Kompany’s idea of capping games was certainly thought-provoking. The Burnley boss, who suffered an avalanche of muscle injuries as a player, ventured a ceiling of 60 games for club and country. Last year, that would have impacted 55 stars across the world.
Nobody featured more often than Manchester United’s Bruno Fernandes, who hit 70 appearances. His club, who recently took head of sports science Gary O’Driscoll from Arsenal, are conducting a review into 16 of Erik ten Hag’s squad suffering injuries already this term. Across town, City have also experienced a higher number of issues.
Leather would tweak Kompany’s proposals. ‘Someone could make 40 appearances but play a fraction of the time of somebody who has played the same number of games so minutes is a fairer restriction,’ he says. ‘Get an agreement as a starting point as to what the number should be and if it doesn’t make a difference then the next season you play less.
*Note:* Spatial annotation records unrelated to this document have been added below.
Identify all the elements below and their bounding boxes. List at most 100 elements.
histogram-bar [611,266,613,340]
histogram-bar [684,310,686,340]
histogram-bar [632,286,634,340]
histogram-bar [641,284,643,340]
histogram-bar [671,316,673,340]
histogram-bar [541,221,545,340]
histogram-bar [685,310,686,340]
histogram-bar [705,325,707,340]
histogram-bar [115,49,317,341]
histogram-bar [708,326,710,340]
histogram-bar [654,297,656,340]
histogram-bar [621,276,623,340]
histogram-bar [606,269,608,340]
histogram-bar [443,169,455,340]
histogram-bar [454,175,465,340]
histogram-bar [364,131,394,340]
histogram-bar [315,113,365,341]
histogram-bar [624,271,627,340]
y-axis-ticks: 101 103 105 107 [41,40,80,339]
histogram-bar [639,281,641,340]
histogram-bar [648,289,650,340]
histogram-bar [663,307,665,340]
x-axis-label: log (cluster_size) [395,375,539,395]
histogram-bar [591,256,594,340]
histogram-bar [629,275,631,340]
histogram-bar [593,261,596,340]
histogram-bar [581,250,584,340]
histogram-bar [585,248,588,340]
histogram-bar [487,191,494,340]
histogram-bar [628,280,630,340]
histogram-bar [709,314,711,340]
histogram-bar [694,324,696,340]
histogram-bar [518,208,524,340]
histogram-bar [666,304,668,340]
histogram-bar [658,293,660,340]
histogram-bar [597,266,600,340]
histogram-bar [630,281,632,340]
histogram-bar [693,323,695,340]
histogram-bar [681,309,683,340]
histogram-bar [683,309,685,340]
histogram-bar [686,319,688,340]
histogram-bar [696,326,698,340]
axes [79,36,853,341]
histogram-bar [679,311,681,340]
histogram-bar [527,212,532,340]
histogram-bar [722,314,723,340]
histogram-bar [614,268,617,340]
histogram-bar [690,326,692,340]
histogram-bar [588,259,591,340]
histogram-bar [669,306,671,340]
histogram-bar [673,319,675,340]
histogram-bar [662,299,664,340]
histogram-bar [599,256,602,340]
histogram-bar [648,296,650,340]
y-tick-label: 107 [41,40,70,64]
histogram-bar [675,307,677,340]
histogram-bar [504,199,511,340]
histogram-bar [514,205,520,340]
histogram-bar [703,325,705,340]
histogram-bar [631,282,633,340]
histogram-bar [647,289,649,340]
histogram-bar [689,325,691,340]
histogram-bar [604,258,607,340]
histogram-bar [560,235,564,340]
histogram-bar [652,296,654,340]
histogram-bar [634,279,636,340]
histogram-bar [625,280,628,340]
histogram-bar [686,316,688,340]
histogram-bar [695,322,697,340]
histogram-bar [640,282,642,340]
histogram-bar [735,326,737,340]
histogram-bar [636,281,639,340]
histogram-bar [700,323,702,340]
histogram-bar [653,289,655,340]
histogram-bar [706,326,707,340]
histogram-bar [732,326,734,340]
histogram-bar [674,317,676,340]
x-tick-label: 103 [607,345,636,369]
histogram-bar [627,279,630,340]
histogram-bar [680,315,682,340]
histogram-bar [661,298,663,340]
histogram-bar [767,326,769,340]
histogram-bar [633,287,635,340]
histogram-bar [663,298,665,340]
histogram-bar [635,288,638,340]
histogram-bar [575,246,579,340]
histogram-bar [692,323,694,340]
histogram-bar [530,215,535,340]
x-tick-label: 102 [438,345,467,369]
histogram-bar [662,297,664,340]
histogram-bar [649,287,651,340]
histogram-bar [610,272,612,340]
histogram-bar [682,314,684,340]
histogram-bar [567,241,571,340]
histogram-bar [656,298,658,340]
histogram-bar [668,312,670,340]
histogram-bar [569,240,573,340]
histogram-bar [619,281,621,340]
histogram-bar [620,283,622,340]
‘Once you’ve accrued all your minutes, even if you’re heading towards the business end of the season, tough cheddar. Make it a rule and if you break the rule you are into point deductions and fines. Take the decision away from coaches, owners and players. Without doing anything we will never know. Something has to be done.’
Burnley manager Vincent Kompany has proposed a cap on the number of appearances for players
Strudwick has another idea. ‘Should there be a health and wellness committee? A bit like in the NBA and NFL, with certain regulations on the time you can work with your players. If that was to happen here it’d be a small working group who say that we can’t just let this drift.
‘We clearly feel it’s an issue that’s going in the wrong direction and we have to put things in place.’
Some clubs pinpoint Qatar as a catalyst (and now there is the likelihood of another winter World Cup in Saudi Arabia in 2034).
‘The Qatar World Cup really started to impact their bodies,’ one source says. ‘There was overloading and extensive travel. Niggles came from that, the pressure it puts on your body.’
With a condensed break in 2022 to cater for the World Cup, and a short one last summer, there is a belief that proper recovery has been lost.
‘What is it going to look like after Christmas, when we have had a lot more games?’ another source asks.
‘The trend is probably more injuries. If people like Klopp are highlighting the player welfare and not a lot is being done, then who are we going to listen to?